I raised that hatchet and slammed it down with great force to slice the chicken horizontally. I used the hammer to pound the hatchet into the very bony pieces like the drumsticks.
 
    Puzzled at the stringy appearance of the cut up chicken, I dumped it into hot oil sprinkled with my Cajun trinity: onions, garlic, and green pepper. Stirring the mixture to brown it made it look like spaghetti. I added a teaspoon of sugar to carmelize it and created a beautiful brown gravy.

     I set our dinner table with my wedding china, crystal, and silver, and flowers from my neighbor's yard.
My rice was vastly improved as a friend of mine showed me how to measure water using the knuckle rule. Since my husband is a carnivore, detests any vegetable he can't spell, and requires a carb-filled menu, I served white beans, Niblets corn, and Le Seur tiny peas, along with salad and garlic bread.
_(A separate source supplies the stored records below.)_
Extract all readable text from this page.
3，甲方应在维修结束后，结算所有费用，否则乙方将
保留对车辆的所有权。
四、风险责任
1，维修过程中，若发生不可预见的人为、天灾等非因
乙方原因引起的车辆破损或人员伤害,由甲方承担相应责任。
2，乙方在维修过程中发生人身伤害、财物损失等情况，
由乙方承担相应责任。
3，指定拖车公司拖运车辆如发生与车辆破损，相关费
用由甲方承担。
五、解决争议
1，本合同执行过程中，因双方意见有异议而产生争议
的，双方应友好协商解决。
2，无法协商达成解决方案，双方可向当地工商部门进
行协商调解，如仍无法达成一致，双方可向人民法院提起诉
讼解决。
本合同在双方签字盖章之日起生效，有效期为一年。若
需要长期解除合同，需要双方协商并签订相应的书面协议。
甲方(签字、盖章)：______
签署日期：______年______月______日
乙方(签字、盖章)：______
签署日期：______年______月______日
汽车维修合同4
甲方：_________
     I handed a cold Miller to him as he walked in from work. We talked about his day, then sat down to dinner.  He bit into a piece of chicken, and surreptitiously raised the cloth napkin to his mouth. I waited for his approval.

    He twisted his fork around on the plate as he tried to scatter the crushed up chicken bones. I took a bite of that massacred chicken and burst into tears.

    I walked back to that grocery store the next day and told the elderly owner about my experience. He laughed, and asked where I was from.

     I told him my grandfather owned a General merchandise store in Loreauville and that when I picked up chicken for our family dinner, my grandfather had already cut it into pieces to save the cook time. I told him how Mom Wick, my grandmother who lived next door to our family, chased chickens around her yard, grabbed one by the legs, held it upside down, the shoved that squawking bird down through a chute hung on the fence where she promply sliced off its head and neck. The first time I witnessed her decapitating a chicken, I vowed to eat fish and steak instead.

   The nice store owner laughed at my stories. Allowing me to go behind the meat counter, he demonstrated how to cut a chicken properly using the proper tools. How logical, I thought.

I thanked him and thought how good tamales from that street cart down the street from our duplex sounded for tonight's meal.